Sergiu Celibidache
Chef d’orchestreIn the postwar period, the Berliner Philharmoniker were temporarily without an active chief conductor because Wilhelm Furtwängler had to undergo the process of denazification. To the highly talented graduate Sergiu Celibidache, who had next to no experience as the head of a professional orchestra, this situation offered the unlikely opportunity to become the defining conductor of the world-class ensemble for some years.

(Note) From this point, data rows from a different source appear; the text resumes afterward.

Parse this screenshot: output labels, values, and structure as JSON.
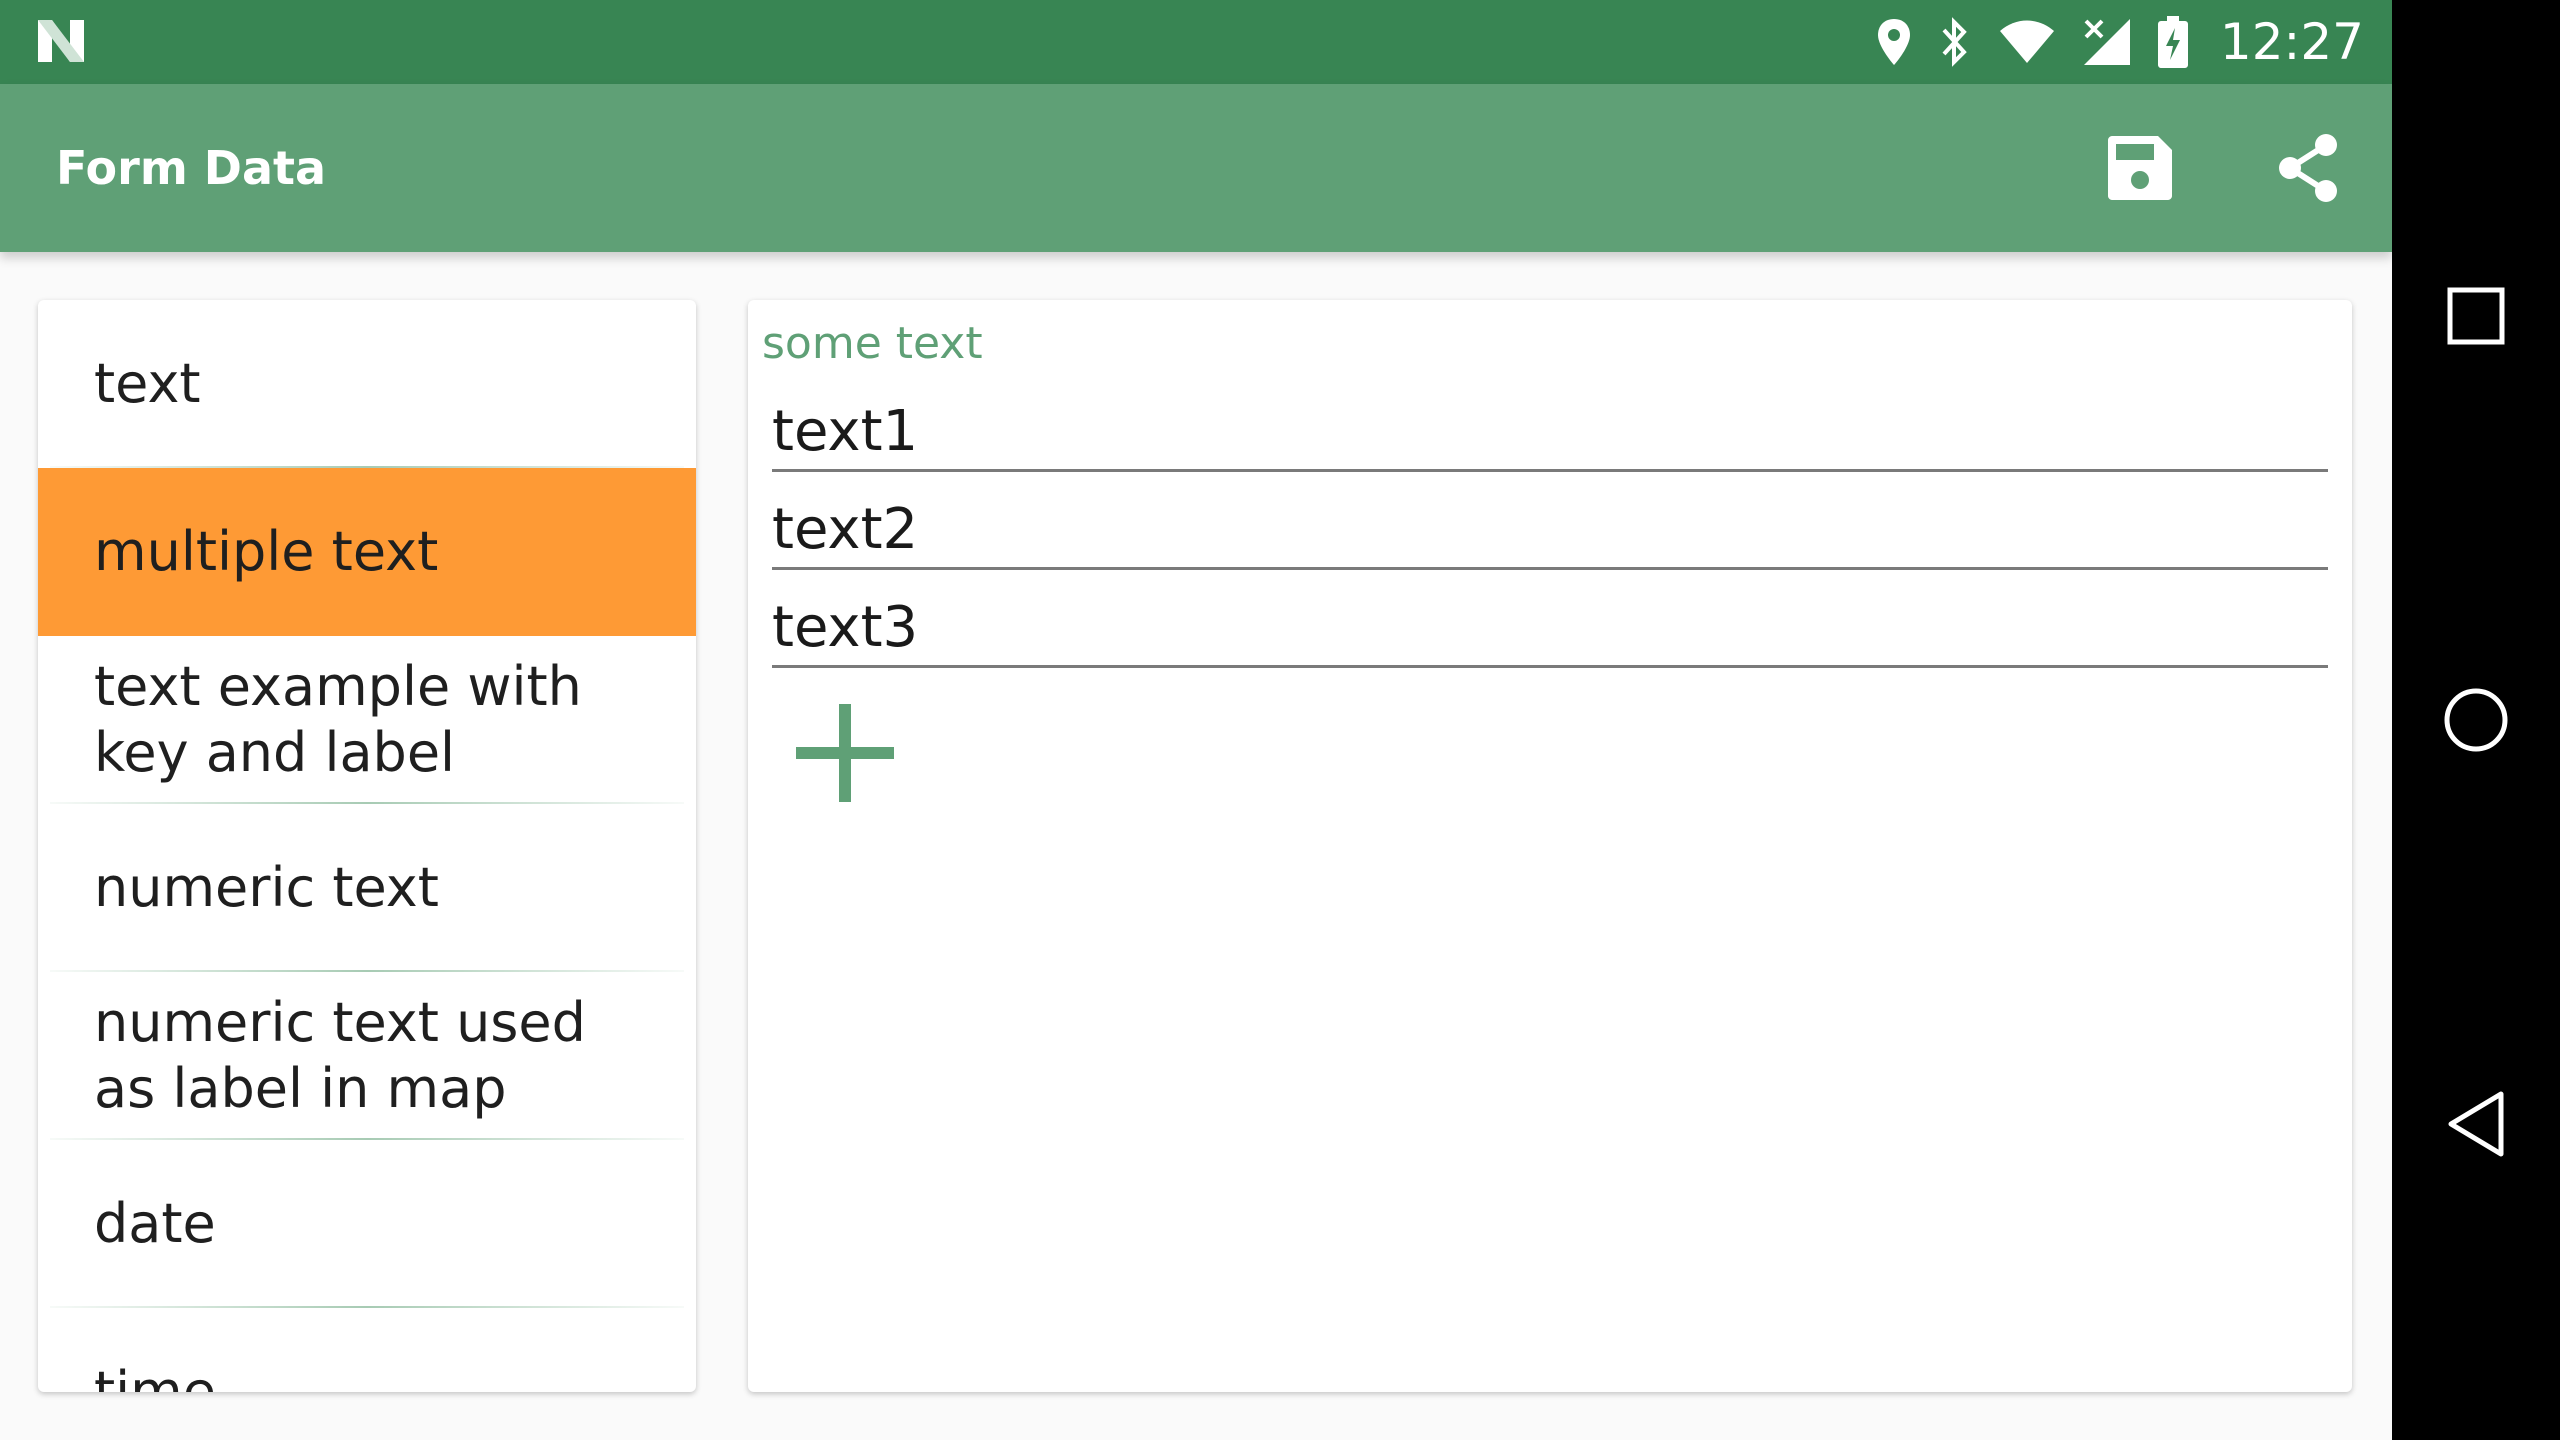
{
  "status_bar": {
    "time": "12:27",
    "icons": [
      "n-notification-icon",
      "location-icon",
      "bluetooth-icon",
      "wifi-icon",
      "signal-icon",
      "battery-charging-icon"
    ]
  },
  "toolbar": {
    "title": "Form Data",
    "actions": [
      "save-icon",
      "share-icon"
    ]
  },
  "sidebar": {
    "items": [
      {
        "label": "text"
      },
      {
        "label": "multiple text",
        "selected": true
      },
      {
        "label": "text example with key and label"
      },
      {
        "label": "numeric text"
      },
      {
        "label": "numeric text used as label in map"
      },
      {
        "label": "date"
      },
      {
        "label": "time"
      }
    ]
  },
  "detail": {
    "field_label": "some text",
    "entries": [
      {
        "value": "text1"
      },
      {
        "value": "text2"
      },
      {
        "value": "text3"
      }
    ],
    "add_icon": "plus-icon"
  },
  "nav_bar": {
    "buttons": [
      "recents-icon",
      "home-icon",
      "back-icon"
    ]
  },
  "colors": {
    "status_bar": "#388553",
    "toolbar": "#5fa076",
    "accent": "#5fa076",
    "selected_item": "#fe9a35"
  }
}
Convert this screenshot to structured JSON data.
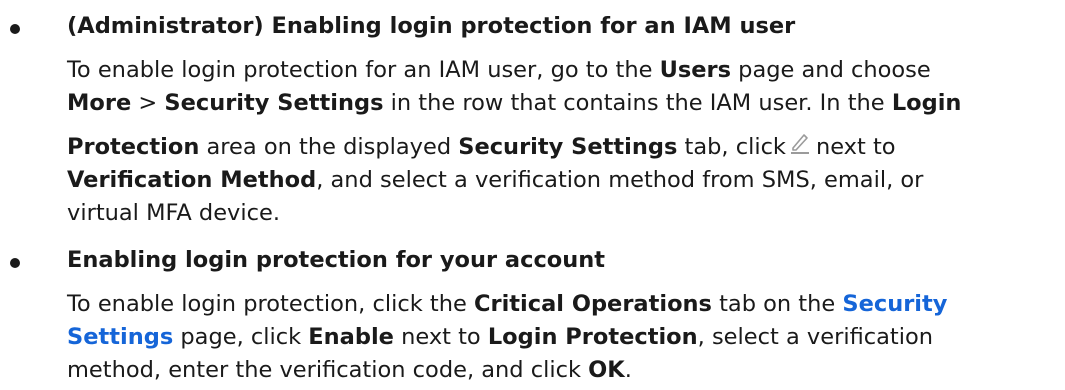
{
  "items": [
    {
      "heading": "(Administrator) Enabling login protection for an IAM user",
      "p1": {
        "t1": "To enable login protection for an IAM user, go to the ",
        "b1": "Users",
        "t2": " page and choose",
        "b2": "More",
        "t3": " > ",
        "b3": "Security Settings",
        "t4": " in the row that contains the IAM user. In the ",
        "b4": "Login",
        "b5": "Protection",
        "t5": " area on the displayed ",
        "b6": "Security Settings",
        "t6": " tab, click",
        "t7": "next to",
        "b7": "Verification Method",
        "t8": ", and select a verification method from SMS, email, or",
        "t9": "virtual MFA device."
      }
    },
    {
      "heading": "Enabling login protection for your account",
      "p1": {
        "t1": "To enable login protection, click the ",
        "b1": "Critical Operations",
        "t2": " tab on the ",
        "link1": "Security",
        "link2": "Settings",
        "t3": " page, click ",
        "b2": "Enable",
        "t4": " next to ",
        "b3": "Login Protection",
        "t5": ", select a verification",
        "t6": "method, enter the verification code, and click ",
        "b4": "OK",
        "t7": "."
      }
    }
  ],
  "icons": {
    "edit": "pencil-edit-icon",
    "edit_color": "#9b9b9b"
  },
  "colors": {
    "text": "#1a1a1a",
    "link": "#1565d8"
  }
}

The musician, who was born in Romania, conducted more than 400 concerts in Berlin and on guest tours until 1954. While only one work of Celibidache’s later central composer, Anton Bruckner, was performed, the conductor made the orchestra particularly familiar with music from France and Russia, repertoire they had previously neglected. Although conflict had emerged in the course of their work together, it was the death of Furtwängler and the election of Herbert von Karajan as his successor that finally led to his break with the orchestra. Deeply aggrieved by not being appointed, Celibidache returned only one last time 38 years later to give acclaimed performances of Bruckner’s Seventh Symphony. By then, the quick-tempered young conductor had become the philosopher among the maestri, attracting both cult-like worship and strong criticism. Restless years spent moving around passed after his separation from the Philharmoniker. Following positions in Italy, Scandinavia and the Radio-Sinfonieorchester in Stuttgart, “Celi”, as he was known in his later years, ultimately became general music director of the Munich Philharmonic. This era, which ended only with the musician’s death in 1996, saw benchmark performances of the Classical-Romantic repertoire and early Modernism. Celibidache was famous for uncompromising rehearsal work, sustained tempos which allowed all the richness of the music to unfold, for his rejection of sound recordings, and not least for his candid interaction with colleagues. At the same time, he was one of the most impressive figures of the music world in the 20th century.